Baku. 23 January. REPORT.AZ/ Azerbaijan's introduction of capital controls does not automatically have consequences for its stable rating, Report informs, Fitch international ratings agency's report says.
Low debt and substantial external assets still support the rating, the agency's report declares.
The authorities this week imposed a 20-percent tax on some transactions where foreign currency leaves the country.
"The move reflects the challenge of dual policy goals - preserving the value of State Oil Fund of Azerbaijan (SOFAZ) assets, and supporting the currency to maintain price and social stability," the report states.
The measures will support the manat and reduce the pressure on buffers, which are a key strength of Azerbaijan's credit profile, according to the report.
Fitch believes, Azerbaijan's external balance sheet is strong.
'SOFAZ assets were nearly USD35bn, 16 months of the country's total imports, at end-3Q15, but the government may be reluctant to use them to defend the manat as SOFAZ finances around half of the state budget and is also meant as a fund for future generations', the report says.
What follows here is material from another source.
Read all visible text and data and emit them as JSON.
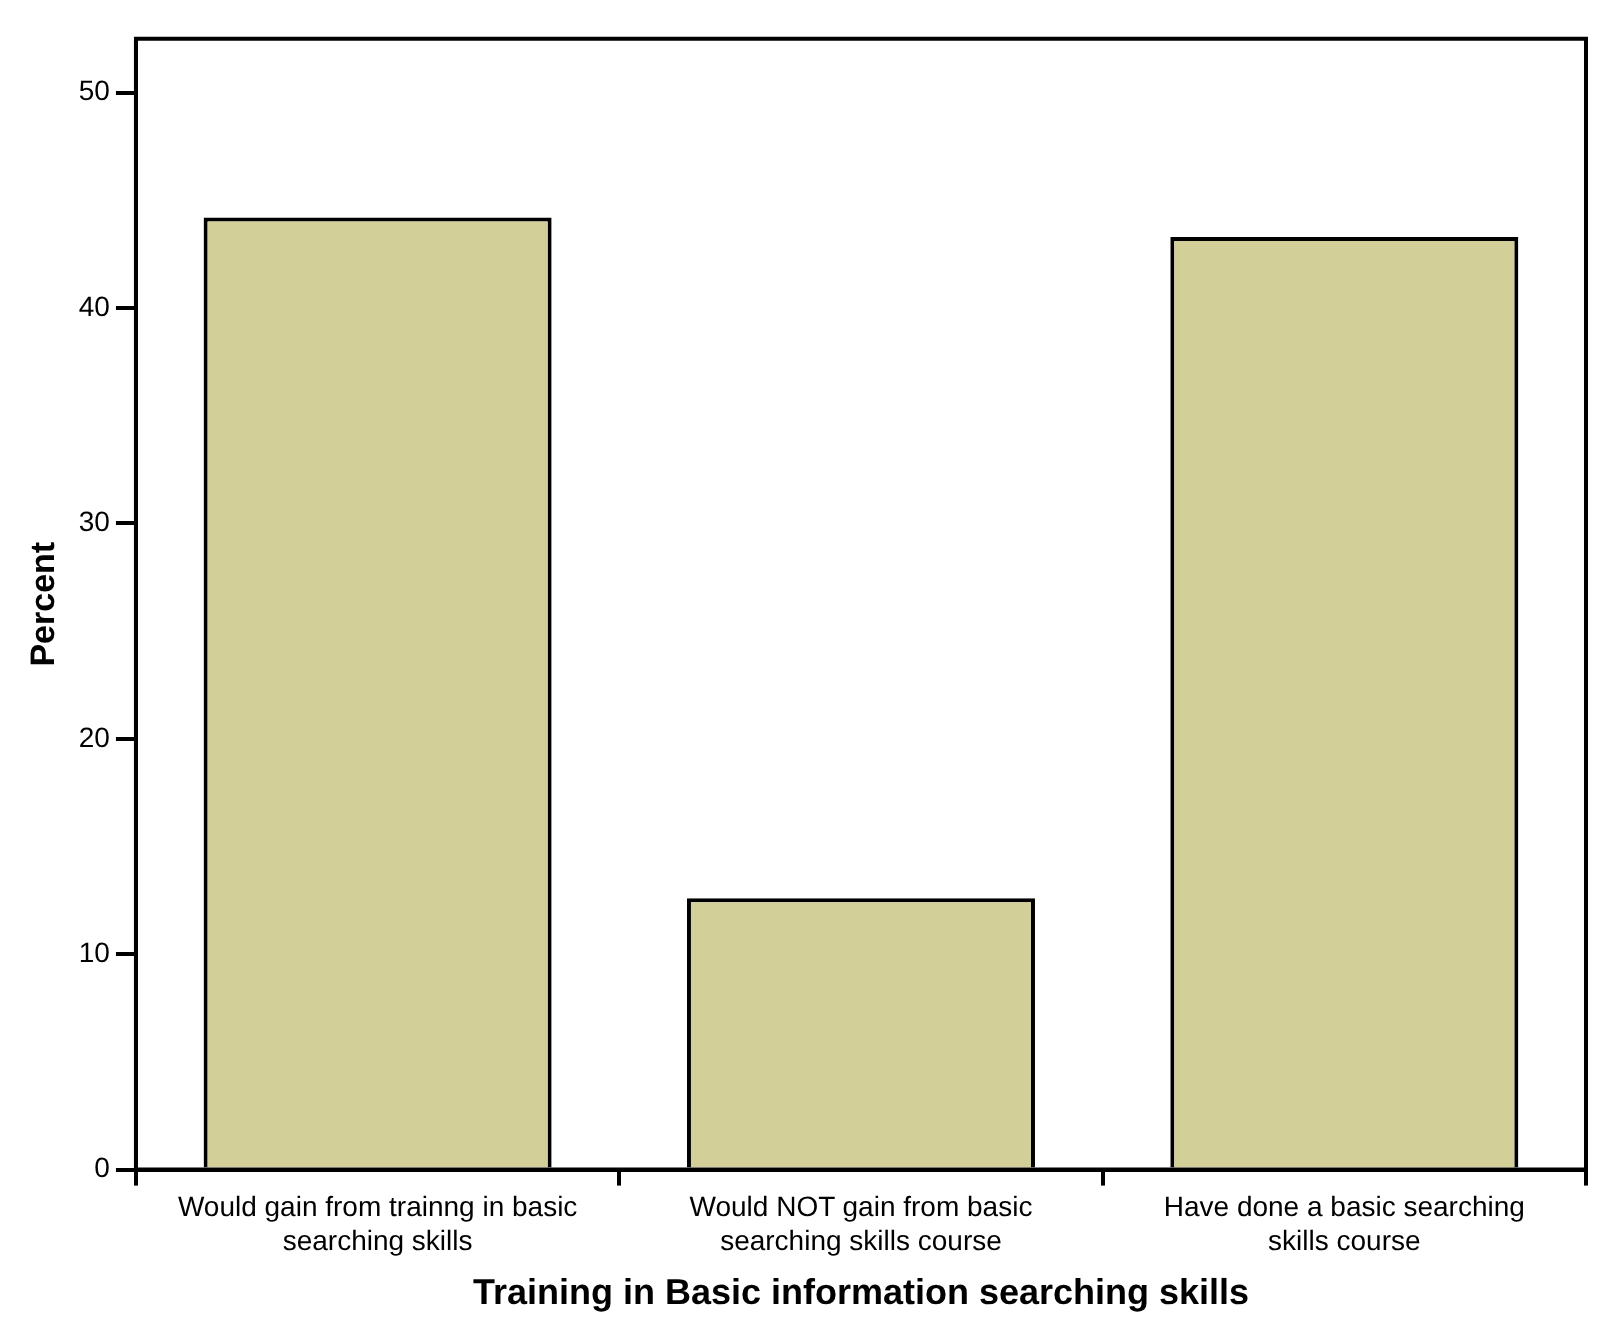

'We do not think capital controls will have a material effect on the banking sector due to its already high dollarisation (75% of deposits). Moderate outflows of manat-denominated deposits are possible in anticipation of further depreciation, although the outflow of retail funding in the banking sector in December and January (5%-10% at most rated banks) was manageable because of liquidity buffers', Fitch declares.